I’ve always had a thing for British actor Charlotte Rampling. But the fellow member of Club 69 (born Feb. 5, 1946) lost my admiration today. The Oscar nominee for best actress for “45 Years” said the campaign to boycott this year’s Academy Awards because the nominees are all white is “racist to white people.” She’s stuck in the social attitudes of a very different era. “One can never really know, but perhaps the black actors did not deserve to make the final list,” she said.

 

 

Thursday, Jan. 21, 2016: Dental work bites

At my dentist’s I was remembering asking him more than four years ago to do a holistic review of my mouth. My idea was to take care of everything that needed work then or within a few years s0 I could pay for it out of my earnings from editing contracts and not wait until I was older and forced to take it out of savings.

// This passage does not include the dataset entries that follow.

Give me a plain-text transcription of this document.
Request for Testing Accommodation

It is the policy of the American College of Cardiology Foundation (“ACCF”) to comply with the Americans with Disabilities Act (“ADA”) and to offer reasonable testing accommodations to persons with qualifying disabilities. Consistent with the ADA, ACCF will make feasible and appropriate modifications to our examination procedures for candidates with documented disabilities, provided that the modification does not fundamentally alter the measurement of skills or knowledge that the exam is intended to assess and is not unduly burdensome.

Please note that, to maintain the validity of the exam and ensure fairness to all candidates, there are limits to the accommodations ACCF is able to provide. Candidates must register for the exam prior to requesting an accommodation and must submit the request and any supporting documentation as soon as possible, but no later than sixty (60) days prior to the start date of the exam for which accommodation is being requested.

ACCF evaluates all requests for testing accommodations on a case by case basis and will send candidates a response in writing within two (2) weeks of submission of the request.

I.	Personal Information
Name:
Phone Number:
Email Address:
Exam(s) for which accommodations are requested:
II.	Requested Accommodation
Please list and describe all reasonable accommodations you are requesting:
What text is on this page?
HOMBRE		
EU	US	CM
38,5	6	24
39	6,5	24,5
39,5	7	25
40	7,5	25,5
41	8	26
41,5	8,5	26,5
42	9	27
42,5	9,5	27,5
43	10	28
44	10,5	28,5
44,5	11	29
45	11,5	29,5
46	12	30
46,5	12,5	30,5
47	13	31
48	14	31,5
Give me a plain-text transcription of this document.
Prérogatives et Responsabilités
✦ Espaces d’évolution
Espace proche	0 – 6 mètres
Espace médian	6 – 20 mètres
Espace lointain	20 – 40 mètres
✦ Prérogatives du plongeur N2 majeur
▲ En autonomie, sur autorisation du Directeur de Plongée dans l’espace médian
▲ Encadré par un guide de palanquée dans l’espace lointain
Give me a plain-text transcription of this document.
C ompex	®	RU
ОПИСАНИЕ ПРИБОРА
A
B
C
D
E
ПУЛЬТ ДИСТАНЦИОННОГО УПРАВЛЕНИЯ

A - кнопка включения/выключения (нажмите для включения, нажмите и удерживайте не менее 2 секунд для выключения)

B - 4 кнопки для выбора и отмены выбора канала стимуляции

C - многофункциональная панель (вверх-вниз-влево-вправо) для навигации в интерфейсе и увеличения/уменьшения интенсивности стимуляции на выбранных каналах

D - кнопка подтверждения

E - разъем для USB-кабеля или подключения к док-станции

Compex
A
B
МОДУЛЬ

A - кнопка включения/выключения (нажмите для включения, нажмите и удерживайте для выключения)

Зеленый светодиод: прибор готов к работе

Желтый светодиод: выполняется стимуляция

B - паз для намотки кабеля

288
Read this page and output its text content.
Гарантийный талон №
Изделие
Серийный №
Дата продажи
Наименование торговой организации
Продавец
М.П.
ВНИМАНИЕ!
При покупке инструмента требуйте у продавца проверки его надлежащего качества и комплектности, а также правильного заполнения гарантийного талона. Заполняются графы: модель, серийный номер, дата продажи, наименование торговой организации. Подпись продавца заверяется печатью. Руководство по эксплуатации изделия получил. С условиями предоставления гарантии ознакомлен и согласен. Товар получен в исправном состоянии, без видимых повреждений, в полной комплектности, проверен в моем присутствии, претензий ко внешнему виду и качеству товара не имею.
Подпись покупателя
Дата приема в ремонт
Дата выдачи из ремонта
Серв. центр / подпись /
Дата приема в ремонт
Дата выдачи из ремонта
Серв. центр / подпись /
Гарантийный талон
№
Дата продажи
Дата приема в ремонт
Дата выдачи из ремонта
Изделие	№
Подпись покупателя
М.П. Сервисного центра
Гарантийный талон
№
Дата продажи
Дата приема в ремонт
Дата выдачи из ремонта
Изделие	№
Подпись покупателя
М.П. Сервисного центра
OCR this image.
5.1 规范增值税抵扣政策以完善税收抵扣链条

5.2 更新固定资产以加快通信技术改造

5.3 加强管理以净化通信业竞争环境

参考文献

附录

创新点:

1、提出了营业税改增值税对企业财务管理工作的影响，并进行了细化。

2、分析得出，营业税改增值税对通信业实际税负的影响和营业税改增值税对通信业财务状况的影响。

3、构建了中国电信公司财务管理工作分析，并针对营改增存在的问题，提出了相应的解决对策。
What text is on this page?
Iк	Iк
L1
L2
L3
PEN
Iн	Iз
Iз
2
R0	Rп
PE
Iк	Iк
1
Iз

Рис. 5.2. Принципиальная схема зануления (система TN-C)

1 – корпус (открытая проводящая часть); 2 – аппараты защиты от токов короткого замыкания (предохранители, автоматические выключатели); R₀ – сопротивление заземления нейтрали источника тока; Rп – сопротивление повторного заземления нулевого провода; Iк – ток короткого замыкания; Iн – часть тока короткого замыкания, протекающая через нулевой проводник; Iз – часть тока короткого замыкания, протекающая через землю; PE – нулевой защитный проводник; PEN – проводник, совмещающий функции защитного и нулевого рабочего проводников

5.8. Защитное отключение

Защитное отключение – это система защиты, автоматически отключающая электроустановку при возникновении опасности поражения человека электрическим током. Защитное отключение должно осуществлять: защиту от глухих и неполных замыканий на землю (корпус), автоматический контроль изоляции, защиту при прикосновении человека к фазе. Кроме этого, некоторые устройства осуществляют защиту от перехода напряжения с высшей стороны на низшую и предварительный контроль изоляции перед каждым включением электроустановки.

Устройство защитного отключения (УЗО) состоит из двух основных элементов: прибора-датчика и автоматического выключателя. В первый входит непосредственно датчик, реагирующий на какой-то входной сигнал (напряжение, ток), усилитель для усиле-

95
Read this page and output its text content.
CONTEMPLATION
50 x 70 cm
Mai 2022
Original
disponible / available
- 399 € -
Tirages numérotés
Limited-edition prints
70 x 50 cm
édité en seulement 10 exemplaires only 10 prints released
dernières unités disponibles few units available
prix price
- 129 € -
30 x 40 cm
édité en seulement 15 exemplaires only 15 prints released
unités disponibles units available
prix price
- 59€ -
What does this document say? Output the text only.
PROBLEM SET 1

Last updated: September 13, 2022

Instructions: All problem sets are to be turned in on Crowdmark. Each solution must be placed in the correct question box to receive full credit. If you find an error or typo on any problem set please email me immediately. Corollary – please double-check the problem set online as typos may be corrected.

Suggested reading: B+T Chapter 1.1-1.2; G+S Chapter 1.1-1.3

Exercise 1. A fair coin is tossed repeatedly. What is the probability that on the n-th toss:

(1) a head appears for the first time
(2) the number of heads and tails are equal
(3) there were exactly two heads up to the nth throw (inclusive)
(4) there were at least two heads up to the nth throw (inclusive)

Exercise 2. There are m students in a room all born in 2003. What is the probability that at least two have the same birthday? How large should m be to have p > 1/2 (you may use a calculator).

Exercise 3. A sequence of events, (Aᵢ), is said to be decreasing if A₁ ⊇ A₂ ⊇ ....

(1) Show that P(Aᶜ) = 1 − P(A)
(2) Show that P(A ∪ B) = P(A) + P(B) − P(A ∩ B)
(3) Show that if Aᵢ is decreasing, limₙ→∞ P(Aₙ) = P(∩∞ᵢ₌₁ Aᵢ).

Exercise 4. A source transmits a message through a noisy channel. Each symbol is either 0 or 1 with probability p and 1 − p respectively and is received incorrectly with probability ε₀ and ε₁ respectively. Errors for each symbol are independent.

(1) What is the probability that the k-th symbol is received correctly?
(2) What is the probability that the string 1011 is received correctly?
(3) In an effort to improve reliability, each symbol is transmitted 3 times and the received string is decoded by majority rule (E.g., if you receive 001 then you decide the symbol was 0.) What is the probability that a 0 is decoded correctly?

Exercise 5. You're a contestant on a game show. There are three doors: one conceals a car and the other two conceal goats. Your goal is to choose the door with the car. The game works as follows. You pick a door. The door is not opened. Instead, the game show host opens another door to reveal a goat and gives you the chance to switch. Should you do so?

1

Dr. Bill Rosebush examined every tooth. The verdict included four implants. Yikes, that’s about $5,000 a tooth. My gold-plated group dental insurance was chopped the moment I walked out of The Province at the end of 2006. I can honestly say that’s what I miss most about working there.

Bill sent me to an oral surgeon for the implants, which required extractions. Later the surgeon inserted posts and healing abutments. When I discussed with Bill about getting the crowns made, he said my situation was rather complex and arranged for me to get into the Prosthodontic Clinic at the University of B.C., where he teaches.

One advantage of getting into the clinic is that while the lab costs are about the same as private care, the work is done by graduate dentists in a three-year residency for their specialization. They charge general dentistry rates, instead of specialist rates. I saved about $2,000 per implant. Extractions cost me less than $100, compared with $400 at the oral surgeon.

And I did need more extractions because I ended up with eight implants in total and a bridge. The extractions at UBC were not only cheaper but much less painful. The oral surgeon used a short-acting anesthetic and yanked out the teeth while I was briefly out cold. I was in agony after the freezing wore off. At UBC, the residents teased the teeth out of their ligaments. I felt almost no pain after; steroids for a few days helped.

The most painful part of going to the university clinic is the time it has taken. It’s now almost three and a half years since I first went there, and the work is finally over except for a little tweaking. I graduated a couple prosthodontic and periodontic residents during that time. They all took excellent care of me and the clinic will follow up on me for several years.

Four years ago I began paying for extended health coverage, including a limited range of dental work, such as fillings and cleanings. I’m about to cancel the dental coverage because it is so limited and is really prepaid dental care rather than insurance.

Why don’t we have dental care covered with our universal health care in Canada? Many European countries do it. In 2014, a blue-ribbon panel released a report called “Improving Access to Oral Health Care for Vulnerable People Living in Canada.” As the Globe & Mail reported, “it said that publicly funded dental care programs need to be broader and more coherent and provide essential care to those most in need, including children in low-income families, seniors living in institutional care, people with disabilities, the homeless, refugees and immigrants, aboriginal peoples, and those on social assistance.”